What’s up with our zoo? Will there be a happy ending?
‘It’s been so long,’ said a friend, ‘since I went to the zoo. And my children have never been there.’ ‘Having waited so long, why you don’t wait a little longer,’ I suggested, ‘before introducing them to their close relatives?’ I’m sorry, but I just couldn’t help bringing in that bit about our Simian cousins. ‘Animals are dying like flies out there.’
‘What! Where? At the zoo?’ She sounded concerned as she stated the obvious and went on, ‘but why? How? When?’ I resisted the temptation to say she had left out a key ‘wh’ word, ‘who’, from her list of interrogatives, and explained, ‘Yes, Asha and Sarishma are dead. So is Toto. But Sarang may live. And the good news is that Bindu has given birth…’ The baffled look on her face made me stop and clarify, ‘…er, these are the names of some of the animals that died. Asha, Sarishma and Sarang are leopards, Toto and Bindu are hippos. Also dead are a Malabar squirrel, four spotted deer, two Sambar deer and two pig deer.’
‘Oh dear!’ she sighed. ‘Whodunit?’ She was a crime thriller aficionado and yes! At last she used ‘who’, though ‘what’ would have been more appropriate. ‘Disease,’ was my succinct response. ‘Haven’t you heard of FPV?’ Blank look. ‘Feline panleukopenia virus?’ Blanker look.
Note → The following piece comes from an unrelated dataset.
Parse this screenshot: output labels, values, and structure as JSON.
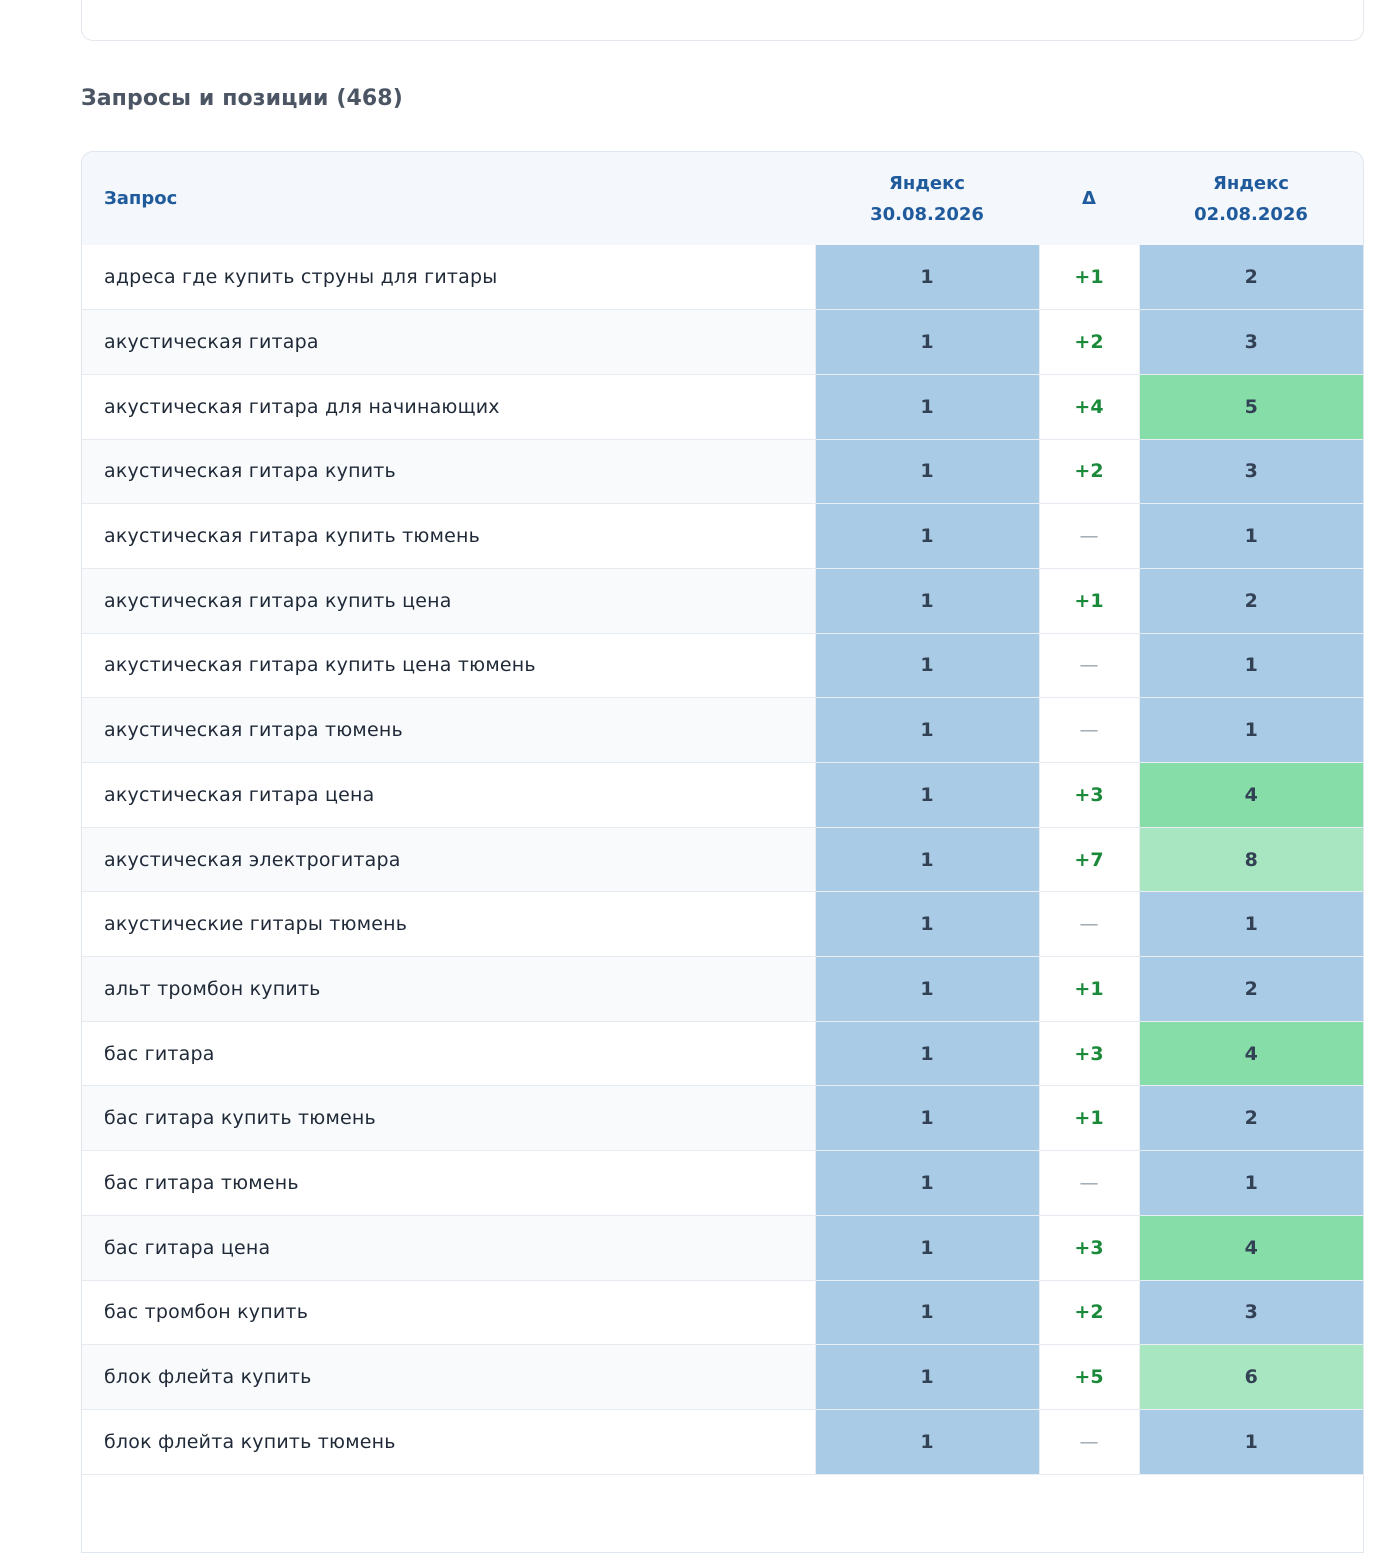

‘Or FMD?’ No change of expression. ‘Surely you’ve heard of FMD?’ I asked desperately. Her GK had never set anyone’s pulse racing. ‘Foot and mouth disease?’ I elaborated. ‘Ah!’ she brightened. ‘Foot in mouth disease? Isn’t that what you sometimes have?’ She giggled at her own wit. Oh, yes, I do drop the occasional brick, but her remark was in poor taste, I thought, when I was telling her something very serious. Ignoring the jest I continued, ‘Foot and mouth disease is an infectious viral illness that affects animals with cloven hoofs and causes blisters inside the mouth and on the feet. Don’t you remember the 2001 outbreak of FMD in England? That’s when we first learnt about it…’
‘Forget England,’ she interrupted. ‘What’s up with our zoo?’ What’s up with our beautiful Thiruvananthapuram zoo, set up in 1857 during the reign of Uthram Thirunal, is the sorry tale that I hope has a happy ending. Officially India’s fifth zoo, it is the oldest one to continue at the site of the original establishment. All of us take great pride in its sprawling and lush 55 acre grounds, its lake and its impressive collection of indigenous and exotic animals and birds, not to mention the open spaces for most animals to roam freely in.
Why, Yann Martel’s 2002 Booker winning novel, The Life of Pi, was inspired by our very own zoo, or rather, some of its animals. The zoo always had its problems - sadistic visitors who teased and sometimes tortured animals, accidents that took place, animals that died – and the authorities tried to solve them as best as they could. But now too many animals were dying, I told her, from FPV, which, I hastened to add, is cat plague or feline distemper. Some were victims of pneumonia and others of FMD, though the zoo authorities contend old age to be one of the reasons. The baby hippo Bindu had birthed was also dead, trampled to death by its mother. Oops, some motherly love!
‘And would you believe it,’ I remarked, ‘there’s only one vet?’ ‘One wet what?’ she asked. I groaned. ‘V-E-T. Veterinary doctor, one who treats animals.’ I ignored her ‘Got it, I’m not that dense,’ and went on, ‘Our zoo is being beautified but what is a zoo without healthy animals?’
‘Yes, we need more vets,’ she said, looking anxious. Finally the seriousness of the situation had begun to sink in. I decided it was time to reassure her. ‘Don’t worry,’ I said. ‘A second vet has been appointed. The cloven- hoofed animals are being vaccinated. If the zoo could overcome the FMD epizootic in 2007, it can do the same in 2013. And I heard that a star tortoise, seized from a gang trying to smuggle it out, might take up residence there.’
‘Star tortoises bring luck,’ she perked up and beamed. She was well up on superstitions. Our zoo could do with a huge chunk of luck all right. Long live the Thiruvananthapuram zoo! And long live the fauna in it!